The “doing nothing” vibe is probably one of the main reasons I’ve stuck with the class. (A lot of my Mommy classes have been one-offs after I realized they weren’t for me, from a stroller workout to an “art class” where Bennie had to stay in his crib while I decorated a Stanley cup.)

It’s soothing to chat about parenting while your kid does his thing. I don’t have the patience to sit at home for an hour-and-a-half and just watch him play without doing anything else and I can’t imagine I’d have the patience to sit in a 90-minute class listening to a lecture. It’s what I wish actual school had been—discussing and experiencing rather than taking notes and tests.

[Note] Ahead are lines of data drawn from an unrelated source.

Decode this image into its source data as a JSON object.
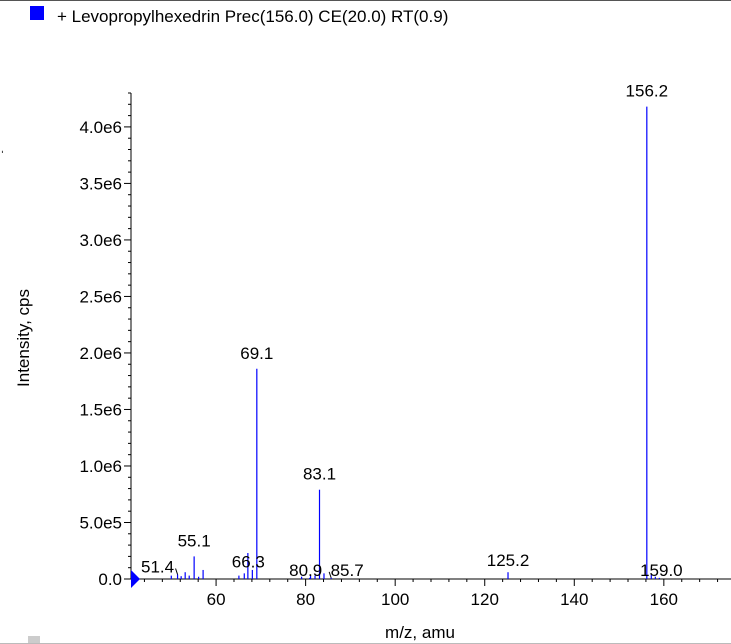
{
  "legend": {
    "label": "+ Levopropylhexedrin Prec(156.0) CE(20.0) RT(0.9)",
    "color": "#0000ff"
  },
  "colors": {
    "series": "#0000ff",
    "axis": "#000000"
  },
  "chart_data": {
    "type": "bar",
    "title": "+ Levopropylhexedrin Prec(156.0) CE(20.0) RT(0.9)",
    "xlabel": "m/z, amu",
    "ylabel": "Intensity, cps",
    "xlim": [
      41,
      175
    ],
    "ylim": [
      0,
      4300000
    ],
    "xticks": [
      60,
      80,
      100,
      120,
      140,
      160
    ],
    "xtick_labels": [
      "60",
      "80",
      "100",
      "120",
      "140",
      "160"
    ],
    "yticks": [
      0,
      500000,
      1000000,
      1500000,
      2000000,
      2500000,
      3000000,
      3500000,
      4000000
    ],
    "ytick_labels": [
      "0.0",
      "5.0e5",
      "1.0e6",
      "1.5e6",
      "2.0e6",
      "2.5e6",
      "3.0e6",
      "3.5e6",
      "4.0e6"
    ],
    "grid": false,
    "legend_position": "top-left",
    "peaks": [
      {
        "mz": 50.0,
        "intensity": 30000
      },
      {
        "mz": 51.4,
        "intensity": 40000
      },
      {
        "mz": 52.2,
        "intensity": 25000
      },
      {
        "mz": 53.1,
        "intensity": 60000
      },
      {
        "mz": 54.0,
        "intensity": 30000
      },
      {
        "mz": 55.1,
        "intensity": 200000
      },
      {
        "mz": 56.1,
        "intensity": 20000
      },
      {
        "mz": 57.1,
        "intensity": 80000
      },
      {
        "mz": 65.1,
        "intensity": 30000
      },
      {
        "mz": 66.3,
        "intensity": 50000
      },
      {
        "mz": 67.1,
        "intensity": 230000
      },
      {
        "mz": 68.1,
        "intensity": 80000
      },
      {
        "mz": 69.1,
        "intensity": 1860000
      },
      {
        "mz": 79.1,
        "intensity": 20000
      },
      {
        "mz": 80.9,
        "intensity": 10000
      },
      {
        "mz": 81.1,
        "intensity": 30000
      },
      {
        "mz": 82.1,
        "intensity": 30000
      },
      {
        "mz": 83.1,
        "intensity": 790000
      },
      {
        "mz": 84.1,
        "intensity": 50000
      },
      {
        "mz": 85.7,
        "intensity": 10000
      },
      {
        "mz": 125.2,
        "intensity": 60000
      },
      {
        "mz": 156.2,
        "intensity": 4180000
      },
      {
        "mz": 157.2,
        "intensity": 40000
      },
      {
        "mz": 158.1,
        "intensity": 20000
      },
      {
        "mz": 159.0,
        "intensity": 10000
      }
    ],
    "annotations": [
      {
        "text": "156.2",
        "mz": 156.2,
        "intensity": 4180000,
        "label_dx": 0,
        "label_dy": -10
      },
      {
        "text": "69.1",
        "mz": 69.1,
        "intensity": 1860000,
        "label_dx": 0,
        "label_dy": -10
      },
      {
        "text": "83.1",
        "mz": 83.1,
        "intensity": 790000,
        "label_dx": 0,
        "label_dy": -10
      },
      {
        "text": "55.1",
        "mz": 55.1,
        "intensity": 200000,
        "label_dx": 0,
        "label_dy": -10
      },
      {
        "text": "66.3",
        "mz": 66.3,
        "intensity": 50000,
        "label_dx": 4,
        "label_dy": -6
      },
      {
        "text": "51.4",
        "mz": 51.4,
        "intensity": 40000,
        "label_dx": -20,
        "label_dy": -2,
        "leader": true
      },
      {
        "text": "80.9",
        "mz": 80.9,
        "intensity": 10000,
        "label_dx": -4,
        "label_dy": -2
      },
      {
        "text": "85.7",
        "mz": 85.7,
        "intensity": 10000,
        "label_dx": 16,
        "label_dy": -2,
        "leader": true
      },
      {
        "text": "125.2",
        "mz": 125.2,
        "intensity": 60000,
        "label_dx": 0,
        "label_dy": -6
      },
      {
        "text": "159.0",
        "mz": 159.0,
        "intensity": 10000,
        "label_dx": 2,
        "label_dy": -2
      }
    ]
  }
}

Here’s the Recovery and RIE Crossover

Experiential learning does, however, have its drawbacks—for instance, I walk out of the room often not remembering any of the dozens of things I learned that day. And since a lot of what I’m learning is so contrary to what the world tells you about how to parent, I often only remember something I learned when I’m not doing it later.

Parenting Essential Reads

Twelve-step recovery is similar. I sit in meetings and hear brilliant things—life-changing philosophies and experiences that my fellow trudgers share. Then I forget most of them.

The best things I hear in recovery usually only occur to me when I’m frustrated—determined not to let the obnoxious driver trying to get in my lane when I remember someone in a meeting saying, “If you let them go in front of you, you can never get cut off” or feeling a pang of jealousy of someone on social media before remembering someone in a meeting sharing about how to stop comparing and despairing.

I’m a lot newer to parenting than I am to recovery and that makes much of what I learn even harder to remember. But I’m not the only one with the built-in forgetter. Two of my classmates and I have actually started a text chain so we can recap the things we remember from class that day. I transfer those to a Notes app on my computer, hoping that will help these learnings become intrinsic.

Is it working? Well, my 14-month-old seems to be thriving, and maybe even his parents, too. But who knows? As I’ve learned over and over again, it really is just one day at a time.